What have I been doing?
As previously discussed on this blog, I am in the process in creating the computer vision system for W.I.N.S.T.O.N the robot dog. Quite naively, I previously approached this by looking through various Wikipedia articles and randomly choosing an approach to map Winston’s environment. My research into this approach can be read on this blog. The approach I happened upon was not suited to this robotic dog application for a few reasons. Over the past week I have been working on fixing these issues.
Sparse v.s. Dense matching
There are two ways to approach finding correspondence in the stereo images, sparse and dense. Sparse correspondence matches a few distinctive features between the stereo images, whereas dense correspondence aims to match each individual pixel between the stereo images. My previous approach to the correspondence problem was to use harris corner detection to find matching corners between the two images. This method is considered a sparse matching method, as it matches a few distinctive features i.e. the corners. Sparse correspondence does not apply very well to Winston when you think further into the project. One of the goals for Winston is to traverse/avoid difficult terrain. To be able to do this a high resolution 3d model will have to be created to ensure that the terrain that Winston wants to traverse is actually there, and is represented properly. Sparse correspondence provides a very low resolution 3d model, as there are significantly less points to work with, and bold assumptions would have to be made surrounding how points connect to each-other. A dense correspondence approach provides depth at the pixel level, meaning there will be significantly more information about the terrain. Additionally, the correspondence at a pixel level can be converted directly into a height map meaning there is no need to make assumptions about what points connect together.
Depth Calculations
Previously as discussed in this blog I was using a method for depth calculations called multi-view geometry. This involves the use of a number of matrices to determine the depth of an image, and is discussed further in this blog post. This method essentially does a calculation of distance using the internal camera parameters of both cameras, and then estimates the intersecting point of both distance vectors to get the real-world distance. It is a very complex method, involving a number of camera concepts I do not understand - I would just be plugging in the formulas and hoping it works. In light of this, I have decided to use a different method which is much closer to basic triangulation. This means I can fully understand how the method works and can make changes / optimisations as I implement it. This method uses simple trigonometry to relate the corresponding x coordinate on either image plane to depth of the object being captured. See the below diagram:
Note that \(x_l\) and \(x_l\) represent x pixels from the leftmost pixel of their respective images.
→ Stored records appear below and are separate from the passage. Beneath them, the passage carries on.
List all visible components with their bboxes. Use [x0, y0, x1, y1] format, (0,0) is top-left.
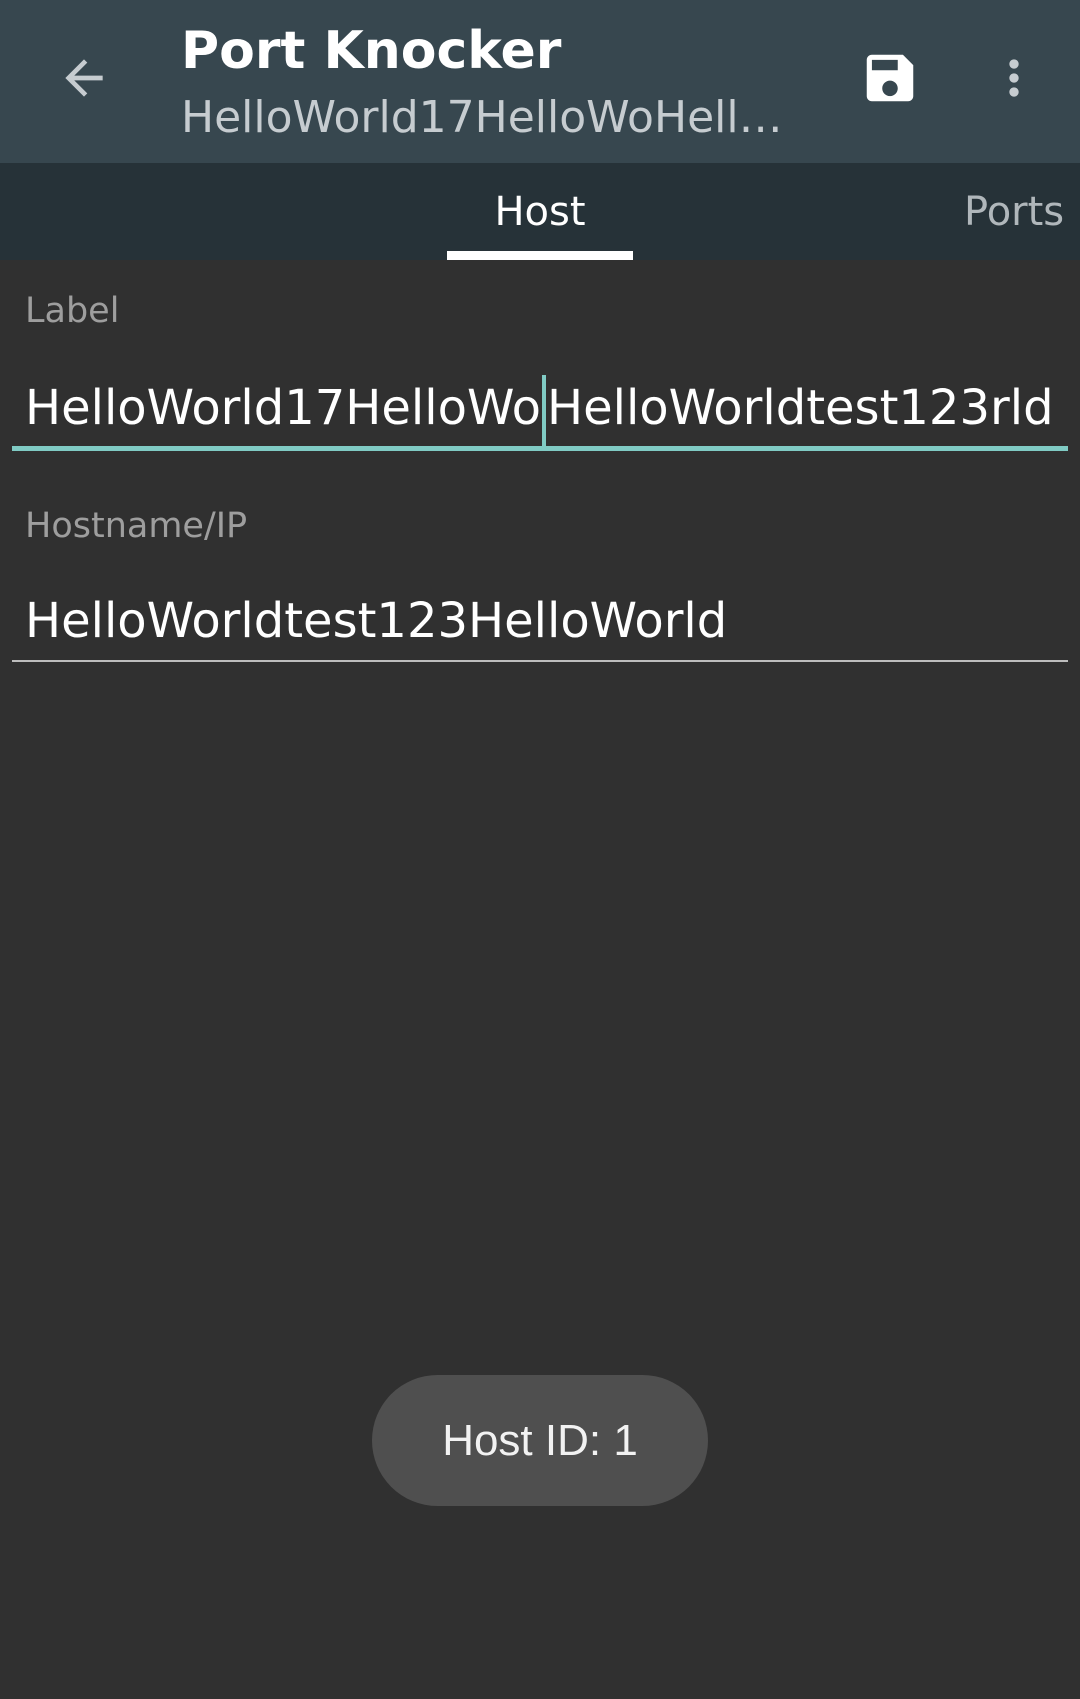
- hostname-input-underline: [12, 660, 1068, 662]
- app-toolbar: Port Knocker HelloWorld17HelloWoHello…: [0, 0, 1080, 163]
- toast-text: Host ID: 1: [442, 1415, 638, 1465]
- back-button[interactable]: [40, 36, 128, 124]
- label-input-underline-focused: [12, 446, 1068, 451]
- tab-host[interactable]: Host: [447, 163, 633, 260]
- label-input-text-after-cursor: HelloWorldtest123rld: [546, 380, 1054, 436]
- label-input[interactable]: HelloWorld17HelloWo HelloWorldtest123rld: [12, 368, 1068, 448]
- save-button[interactable]: [846, 36, 934, 124]
- app-title: Port Knocker: [181, 21, 562, 81]
- title-block: Port Knocker HelloWorld17HelloWoHello…: [181, 14, 801, 148]
- label-input-text-before-cursor: HelloWorld17HelloWo: [25, 380, 541, 436]
- more-vert-icon: [986, 50, 1042, 110]
- tab-ports[interactable]: Ports: [948, 163, 1080, 260]
- port-knocker-screen: Port Knocker HelloWorld17HelloWoHello… H…: [0, 0, 1080, 1699]
- hostname-field-caption: Hostname/IP: [25, 506, 248, 546]
- tab-bar: Host Ports: [0, 163, 1080, 260]
- save-icon: [859, 47, 921, 113]
- toast-message: Host ID: 1: [372, 1375, 708, 1506]
- overflow-menu-button[interactable]: [970, 36, 1058, 124]
- hostname-input[interactable]: HelloWorldtest123HelloWorld: [12, 581, 1068, 661]
- app-subtitle: HelloWorld17HelloWoHello…: [181, 92, 791, 143]
- label-field-caption: Label: [25, 291, 120, 331]
- tab-selected-indicator: [447, 251, 633, 260]
- arrow-back-icon: [56, 50, 112, 110]
- text-cursor: [541, 375, 546, 447]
The formula between depth and the image x coordinates is made by creating similar triangles. Note the highlighted triangles in the below diagram:
The base of the red triangle (\(T_1\)) is defined as:
\[T_1 = T + x_r - x_l\]
This was hard for me to grasp conceptually, so I expanded the equation. If you look at the diagram \(T_1\) is the same as \(T\) minus the left and right distances between the optical center, and the image point, therefore if both images are \(n\) pixels wide:
\[ \displaylines{T_1 = T - (x_l - \frac{n}{2}) - (\frac{n}{2} - x_r) \\ = T - x_l + \frac{n}{2} - \frac{n}{2} + x_r \\ = T + x_r - x_l} \]
The height of the red triangle (\(z_1\)) is defined as:
\[z_1 = Z - f\]
If two triangles are similar (these triangles are), the base to height ratio will be equal between both:
\[ \displaylines{\frac{T}{Z} = \frac{T + x_r - x_l}{Z - f} \\ \frac{T(Z-f)}{Z} = T + x_r - x_l \\ T - \frac{Tf}{Z} = T + x_r + x_l \\ -\frac{Tf}{Z} = x_r - x_l \\ \frac{Tf}{Z} = x_l - x_r \\ Z = \frac{Tf}{x_l - x_r}} \]
All variables in this new equation for Z can be found, meaning Z can be found.
The issue with this formula is that the units do not match up. The baseline (\(T\)), and focal distance (\(f\)) is measured as real world distance, not camera pixels. This means to use this formula, a conversion has to be made. This is done by determining the physical size of the camera sensor, and using that to determine the physical distance between pixels which can be used to convert pixels to distance. I have previously discussed distance between pixels as the distance between real world objects represented by pixels, but in this case I am referring to the actual distance between pixels on the surface of the image sensor.
Reflection
Am I staying on track to complete Winston?
This week has been a little difficult in terms of working on Winston. I was meant to submit project definition documents for both robotics and data science last week on Monday, but I did not have the time due to me being away from school and hence only finding out about the documents the Sunday night before they were due. This put me into a bit of a slump when it comes to working on Winston, as whenever I had the chance to do some work I had to do the project definition documents. Even after a week has passed, I still have not done a significant amount of work on them as it is quite monotonous work. I would rather be learning stuff - I will make a big push to finish them tomorrow, so I can continue creating Winston’s vision systems.